DUBAI.- The Third Line welcomes back Amir H. Fallah with his third solo show in Dubai, The Collected, which investigates the complex relationship between patronage and art making, collector and artist, and the dynamics of the creative process in today’s art world. All the paintings in the show are pre-sold, commissioned portraits, where the artist exercised complete artistic authority to manipulate the image according to his own interpretation. The process involved initial collaboration with the commissioner, a performative component in the staging, and the element of surprise in the reveal of the works to the patrons for the first time during the show preview.
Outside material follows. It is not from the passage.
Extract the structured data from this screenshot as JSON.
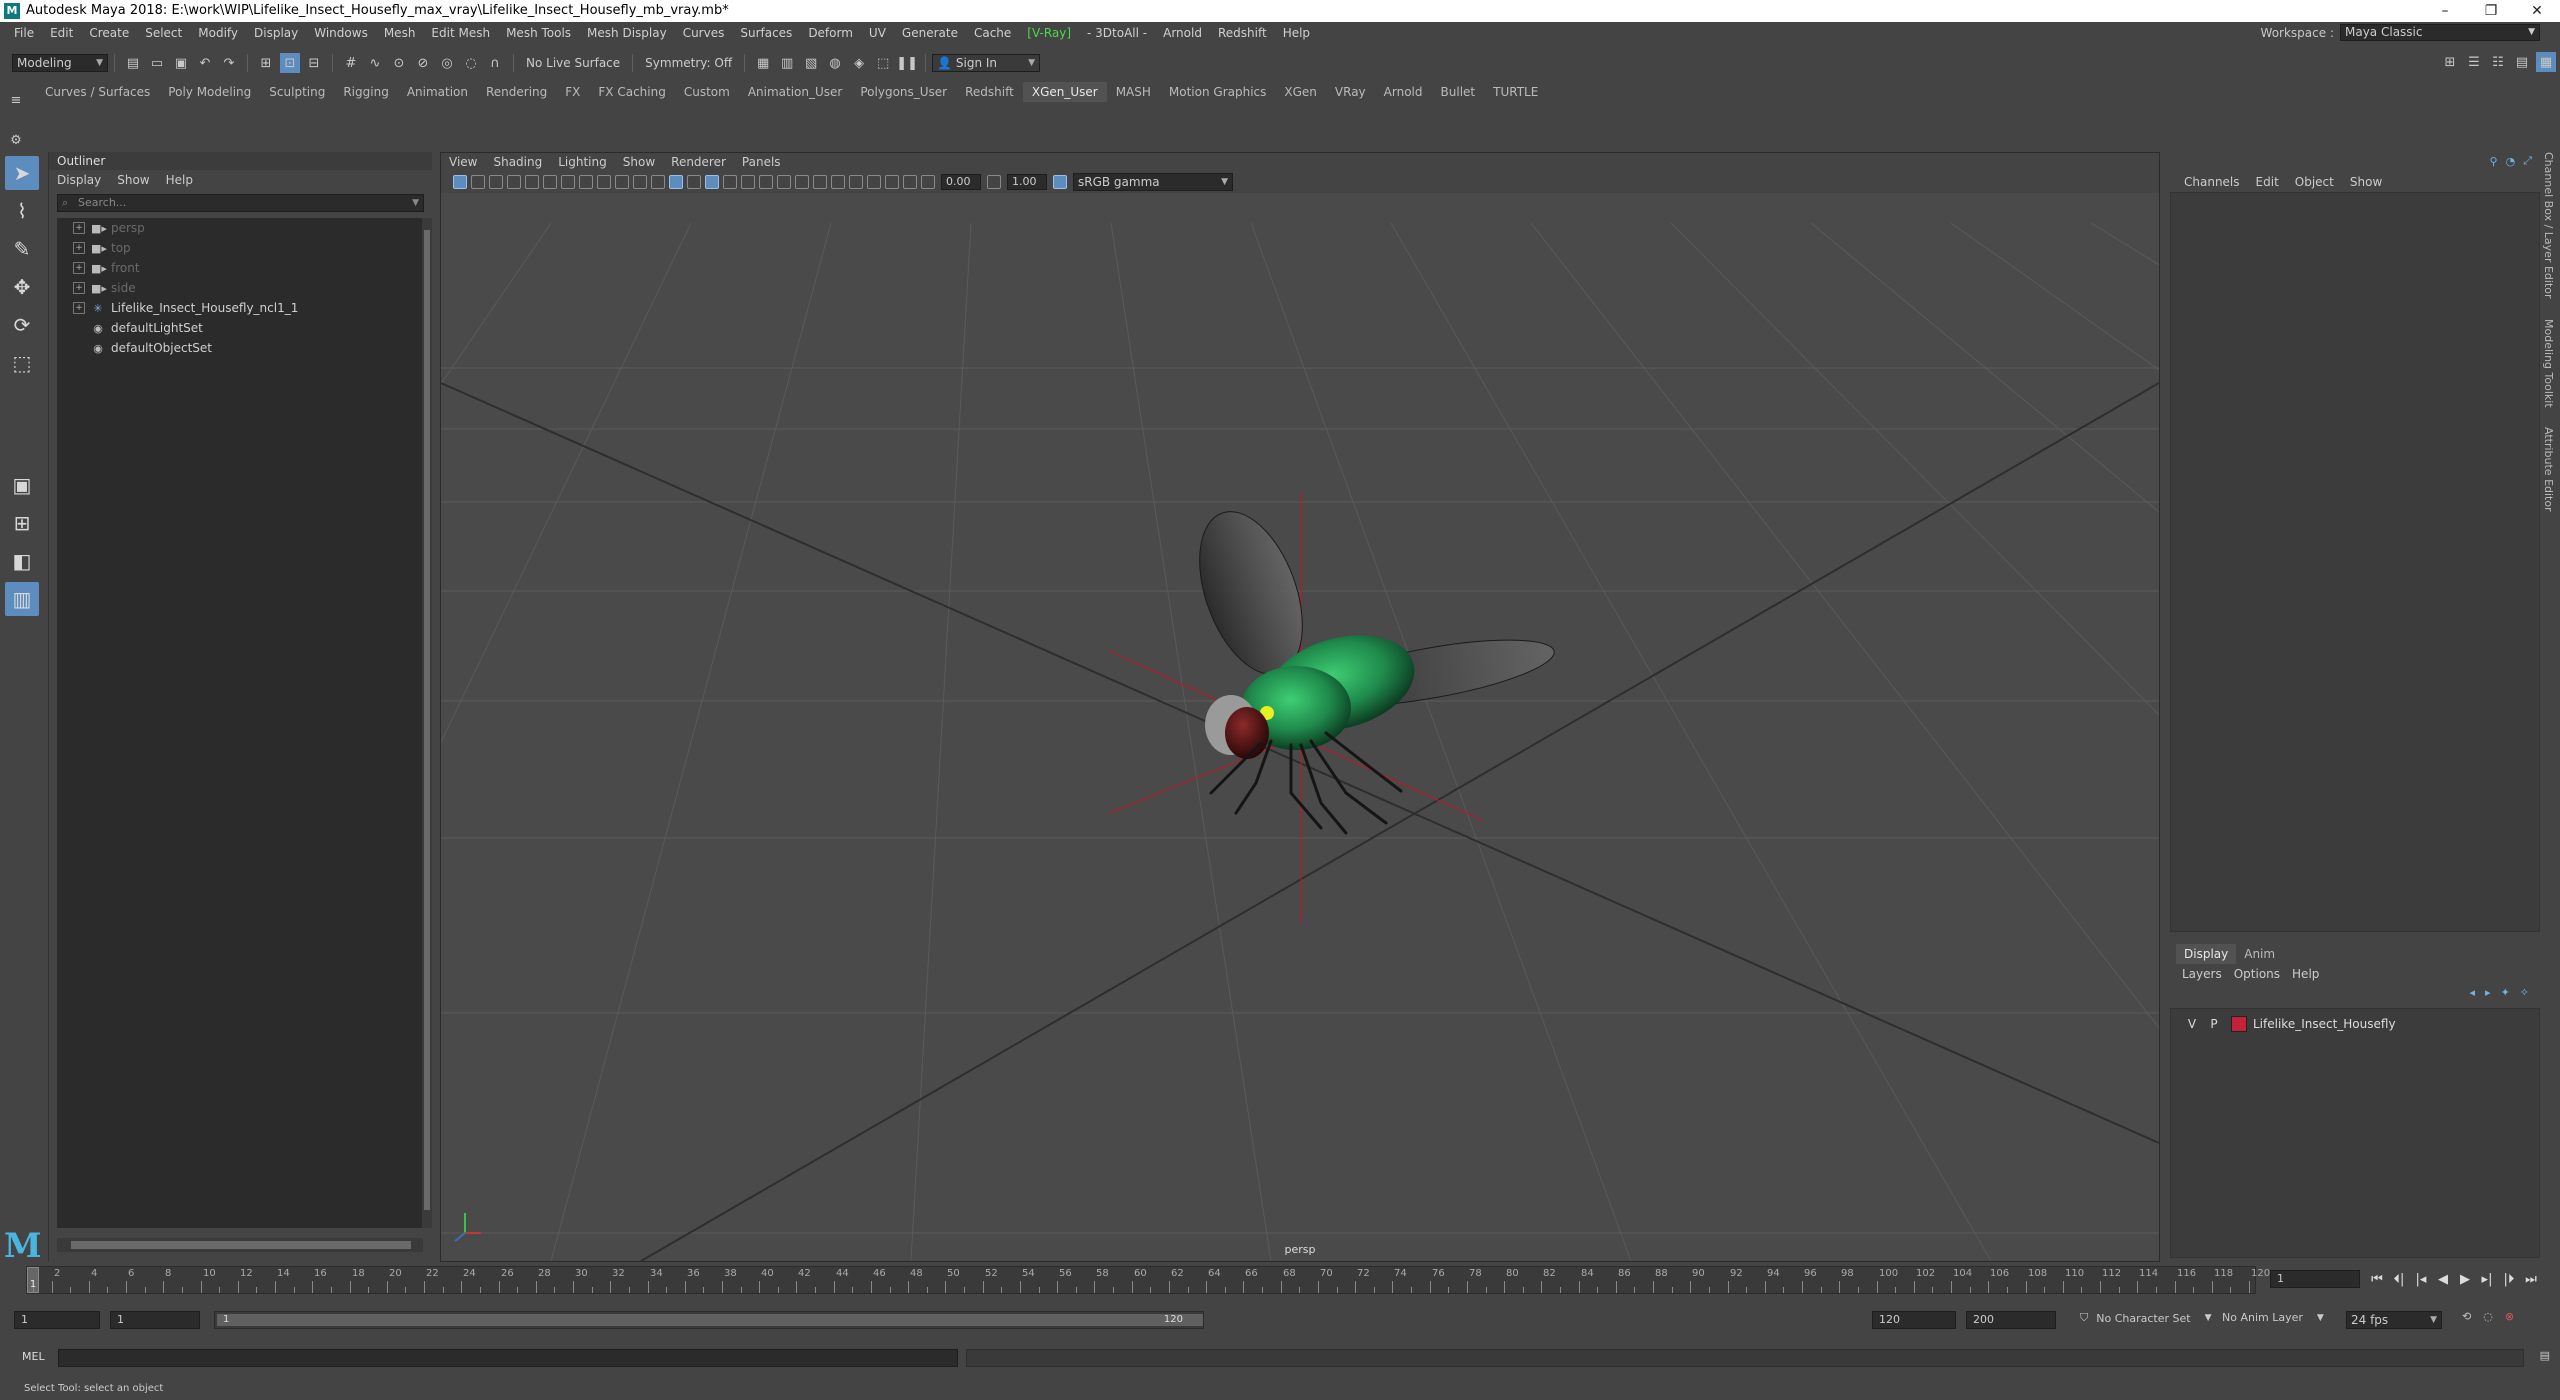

In his new body of work, Amir explores classical and renaissance portraiture traditions employing a critical approach by subverting the mechanisms of control. Art history boasts of countless examples of commissioned portraiture, where images conceal the patron’s physical identities and instead feature material possessions as a sign of stature and wealth, and solely the patron determined the final depiction of their identity. In this case, the artist exerts control over aesthetic and conceptual decisions, with the process relying heavily on trust and a powerful agreement to hand over creative authority back to the artist. The paintings will be revealed to the patrons for the first time at the exhibition opening.

Amir visited collectors’ residences in Dubai more than a year ago and staged the portraits by gathering various material belongings from within their homes as markers of their identity, particularly gravitating toward those mundane objects that seem loaded with sentimental meaning - a worn afghan, an idiosyncratic plant, a figurine or running shoes. After carefully assembling the composition through collaborative efforts with the subject, he photographed the setting and used the image as a starting point. The works further changed in his studio when transferred onto the canvas and evolved through his personal interventions and stylized interpretation, telling the patrons’ personal histories through his eyes.

The surfaces are layered with collage and paint and the imagery often reflects the artist’s own cultural alliances: references to Persian miniatures may appear in the form of careful borders along the edge of a canvas and blankets may start to resemble the long veils associated with Eastern cultures. Images are embellished and details introduced or omitted based on extemporaneous decisions, and the initial source photographs are completely obscured. Sometimes, subjects appear in dramatically neoclassical poses, lounging across a wooden table or perched on a pedestal. Faces and other obvious markers are concealed and the only identification is through personal elements that surround them. For example The Triangle In The Shattered Square includes a skateboard, a bottle of spray paint, a digital camera, and geometrical patterns picked from ceramic tiles at the collectors residence.

Amir approaches his current paintings as an investigative and analytical historian. Aside from unraveling a different perspective to art historical portraiture traditions and the dynamics of modern day art collection and art making, he also reflects upon concerns of identity and representation that are central to his practice.